Perhaps a bit of plot would be best to put all this into context? We have some of it, but not enough to reveal much of the novel’s true worth. What Marquez gives us is a place, Macondo (Columbia, depending on how you want to look at it), and a history that is less a series of dates and events than it is the people who live it.
History subject to the lives of its ancestry. This is what we have, and it accounts for the marvels one will read; of giants and timid girls who eat the paint of the house and dirt of the fields; of wars and firing squads, mysterious deaths and incestuous relationships, and at the very end, a fantastic conclusion straight out of Revelations with one of the most beautiful ending lines every written:
“Before reaching the final line, however, he had already understood that he would never leave that room, for it was foreseen that the city of mirrors (or mirages) would be wiped out by the wind and exiled from the memory of men at the precise moment when Aureliano Babilonia would finish deciphering the tablets, and that everything written on them was unrepeatable since time immemorial and forever more, because races condemned to one hundred years of solitude did not have a second opportunity on earth.”

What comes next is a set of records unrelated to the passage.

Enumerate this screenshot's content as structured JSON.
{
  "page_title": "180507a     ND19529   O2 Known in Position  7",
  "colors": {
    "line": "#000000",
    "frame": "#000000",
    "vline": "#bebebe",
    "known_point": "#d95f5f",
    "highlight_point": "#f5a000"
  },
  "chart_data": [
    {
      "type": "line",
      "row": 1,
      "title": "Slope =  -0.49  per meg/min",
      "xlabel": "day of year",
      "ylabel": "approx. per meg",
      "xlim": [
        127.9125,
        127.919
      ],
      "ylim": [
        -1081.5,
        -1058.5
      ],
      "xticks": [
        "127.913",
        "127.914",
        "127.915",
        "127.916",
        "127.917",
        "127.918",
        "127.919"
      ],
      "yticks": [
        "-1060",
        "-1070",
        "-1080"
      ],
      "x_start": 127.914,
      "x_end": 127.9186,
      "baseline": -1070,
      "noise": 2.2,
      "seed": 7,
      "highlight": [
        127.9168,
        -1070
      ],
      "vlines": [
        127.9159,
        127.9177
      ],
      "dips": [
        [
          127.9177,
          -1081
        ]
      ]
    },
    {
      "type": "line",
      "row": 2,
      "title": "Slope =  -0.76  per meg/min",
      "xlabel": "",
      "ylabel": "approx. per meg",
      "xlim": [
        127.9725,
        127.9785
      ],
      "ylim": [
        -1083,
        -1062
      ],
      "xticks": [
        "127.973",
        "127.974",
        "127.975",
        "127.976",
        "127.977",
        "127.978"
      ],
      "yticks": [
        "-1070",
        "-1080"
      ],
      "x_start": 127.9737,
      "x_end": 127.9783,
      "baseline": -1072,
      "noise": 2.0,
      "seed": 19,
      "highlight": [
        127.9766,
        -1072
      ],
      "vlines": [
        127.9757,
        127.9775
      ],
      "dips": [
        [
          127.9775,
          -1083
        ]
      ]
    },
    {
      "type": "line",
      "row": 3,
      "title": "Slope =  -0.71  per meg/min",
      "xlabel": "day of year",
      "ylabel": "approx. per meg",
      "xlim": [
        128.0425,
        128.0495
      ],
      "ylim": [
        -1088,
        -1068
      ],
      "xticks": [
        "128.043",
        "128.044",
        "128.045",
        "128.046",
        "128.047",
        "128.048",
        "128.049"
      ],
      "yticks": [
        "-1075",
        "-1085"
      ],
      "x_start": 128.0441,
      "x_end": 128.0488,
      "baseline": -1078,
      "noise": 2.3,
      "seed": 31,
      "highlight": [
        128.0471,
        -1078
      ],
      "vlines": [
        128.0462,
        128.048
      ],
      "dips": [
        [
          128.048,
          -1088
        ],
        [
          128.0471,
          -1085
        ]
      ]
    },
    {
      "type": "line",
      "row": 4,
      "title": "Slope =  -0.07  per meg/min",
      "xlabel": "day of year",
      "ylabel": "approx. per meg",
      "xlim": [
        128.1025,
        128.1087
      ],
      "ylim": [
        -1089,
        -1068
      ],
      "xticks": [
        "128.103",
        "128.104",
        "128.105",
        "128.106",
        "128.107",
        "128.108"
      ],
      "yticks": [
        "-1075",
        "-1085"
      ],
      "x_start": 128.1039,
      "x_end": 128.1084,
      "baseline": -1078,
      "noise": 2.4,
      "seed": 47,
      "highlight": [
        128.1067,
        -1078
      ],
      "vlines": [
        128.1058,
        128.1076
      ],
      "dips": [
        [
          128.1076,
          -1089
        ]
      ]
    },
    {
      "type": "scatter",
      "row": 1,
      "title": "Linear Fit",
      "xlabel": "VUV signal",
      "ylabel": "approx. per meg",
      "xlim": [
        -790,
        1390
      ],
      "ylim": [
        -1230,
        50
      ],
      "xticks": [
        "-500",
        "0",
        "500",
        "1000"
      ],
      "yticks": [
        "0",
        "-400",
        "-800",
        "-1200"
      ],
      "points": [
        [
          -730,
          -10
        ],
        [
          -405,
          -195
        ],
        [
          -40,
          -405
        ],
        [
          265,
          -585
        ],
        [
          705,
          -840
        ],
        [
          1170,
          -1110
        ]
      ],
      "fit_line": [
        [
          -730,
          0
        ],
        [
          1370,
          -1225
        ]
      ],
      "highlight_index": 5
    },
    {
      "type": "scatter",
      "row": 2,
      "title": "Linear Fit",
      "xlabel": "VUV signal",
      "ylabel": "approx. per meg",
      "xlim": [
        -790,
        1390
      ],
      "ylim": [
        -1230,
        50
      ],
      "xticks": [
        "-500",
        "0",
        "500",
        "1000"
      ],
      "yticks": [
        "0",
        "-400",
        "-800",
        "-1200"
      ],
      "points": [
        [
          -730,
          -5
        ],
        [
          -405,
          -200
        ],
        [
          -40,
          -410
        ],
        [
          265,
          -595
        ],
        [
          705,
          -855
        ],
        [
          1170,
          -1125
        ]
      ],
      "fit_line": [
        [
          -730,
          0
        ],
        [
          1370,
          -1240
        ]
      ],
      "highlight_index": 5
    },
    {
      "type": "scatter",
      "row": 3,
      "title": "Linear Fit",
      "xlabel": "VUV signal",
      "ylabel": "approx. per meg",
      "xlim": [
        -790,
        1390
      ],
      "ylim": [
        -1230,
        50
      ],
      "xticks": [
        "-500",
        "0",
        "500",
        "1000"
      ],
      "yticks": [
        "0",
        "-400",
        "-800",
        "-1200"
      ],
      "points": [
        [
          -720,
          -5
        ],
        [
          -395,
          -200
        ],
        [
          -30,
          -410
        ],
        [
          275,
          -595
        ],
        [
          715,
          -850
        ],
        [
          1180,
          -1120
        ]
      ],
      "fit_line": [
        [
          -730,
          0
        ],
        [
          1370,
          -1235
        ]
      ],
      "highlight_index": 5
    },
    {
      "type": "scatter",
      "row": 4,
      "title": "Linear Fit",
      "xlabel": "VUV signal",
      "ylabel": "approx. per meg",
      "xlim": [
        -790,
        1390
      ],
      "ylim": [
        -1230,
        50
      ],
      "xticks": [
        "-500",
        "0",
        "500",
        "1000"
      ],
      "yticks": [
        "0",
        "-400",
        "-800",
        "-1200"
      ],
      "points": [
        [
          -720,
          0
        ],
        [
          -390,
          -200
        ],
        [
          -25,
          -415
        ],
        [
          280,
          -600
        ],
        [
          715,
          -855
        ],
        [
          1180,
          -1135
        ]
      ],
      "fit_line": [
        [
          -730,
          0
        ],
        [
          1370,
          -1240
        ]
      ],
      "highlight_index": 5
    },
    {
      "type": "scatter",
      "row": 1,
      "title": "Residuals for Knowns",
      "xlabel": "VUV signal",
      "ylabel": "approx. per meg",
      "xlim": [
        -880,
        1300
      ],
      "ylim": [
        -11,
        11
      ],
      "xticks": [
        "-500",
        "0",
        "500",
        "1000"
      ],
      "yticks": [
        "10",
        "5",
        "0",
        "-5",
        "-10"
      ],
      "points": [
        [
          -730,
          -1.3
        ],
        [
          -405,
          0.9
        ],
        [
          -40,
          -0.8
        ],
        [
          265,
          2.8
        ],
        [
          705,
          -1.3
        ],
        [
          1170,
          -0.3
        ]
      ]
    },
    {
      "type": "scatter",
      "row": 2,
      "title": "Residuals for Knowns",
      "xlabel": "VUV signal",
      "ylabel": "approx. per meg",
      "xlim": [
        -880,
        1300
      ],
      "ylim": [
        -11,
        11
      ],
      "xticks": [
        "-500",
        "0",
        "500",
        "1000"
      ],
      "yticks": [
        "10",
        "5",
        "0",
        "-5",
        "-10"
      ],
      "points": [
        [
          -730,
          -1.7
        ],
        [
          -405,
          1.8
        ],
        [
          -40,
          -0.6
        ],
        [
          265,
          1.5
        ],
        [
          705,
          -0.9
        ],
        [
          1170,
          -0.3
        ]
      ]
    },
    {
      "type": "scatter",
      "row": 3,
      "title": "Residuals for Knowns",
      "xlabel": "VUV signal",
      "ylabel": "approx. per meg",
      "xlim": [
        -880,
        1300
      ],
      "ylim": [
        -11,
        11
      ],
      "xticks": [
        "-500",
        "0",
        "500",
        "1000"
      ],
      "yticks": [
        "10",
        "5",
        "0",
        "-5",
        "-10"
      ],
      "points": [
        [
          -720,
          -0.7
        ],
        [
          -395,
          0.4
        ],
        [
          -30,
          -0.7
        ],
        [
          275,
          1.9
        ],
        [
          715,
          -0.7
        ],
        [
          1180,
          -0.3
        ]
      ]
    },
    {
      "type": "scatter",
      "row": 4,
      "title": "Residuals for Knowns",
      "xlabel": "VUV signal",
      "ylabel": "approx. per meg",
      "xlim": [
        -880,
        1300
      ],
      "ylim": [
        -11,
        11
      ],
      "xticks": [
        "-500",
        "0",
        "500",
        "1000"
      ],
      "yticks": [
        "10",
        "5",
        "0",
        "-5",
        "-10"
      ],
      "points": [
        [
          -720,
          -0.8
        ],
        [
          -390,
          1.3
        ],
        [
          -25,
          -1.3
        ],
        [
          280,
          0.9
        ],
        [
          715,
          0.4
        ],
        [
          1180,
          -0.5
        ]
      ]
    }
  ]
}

Perhaps it’s all a fabulous waste of time attempting to focus a single interpretation where there is so much to be found. Don’t lose your bearings, Jose Arcadio Buendia cautions, and yet you will inevitably as language and yarn, history and character threaten to overwhelm. This, unfortunately, is one of the few drawbacks to Gabriel Garcia Marquez’s astounding novel: the feeling that whatever we’re reading, whatever we’ve read and indeed, whatever we will read, will only ever be but a shadow of the whole picture: one that we may never fully comprehend, even if given one hundred years of solitude to parse it all out.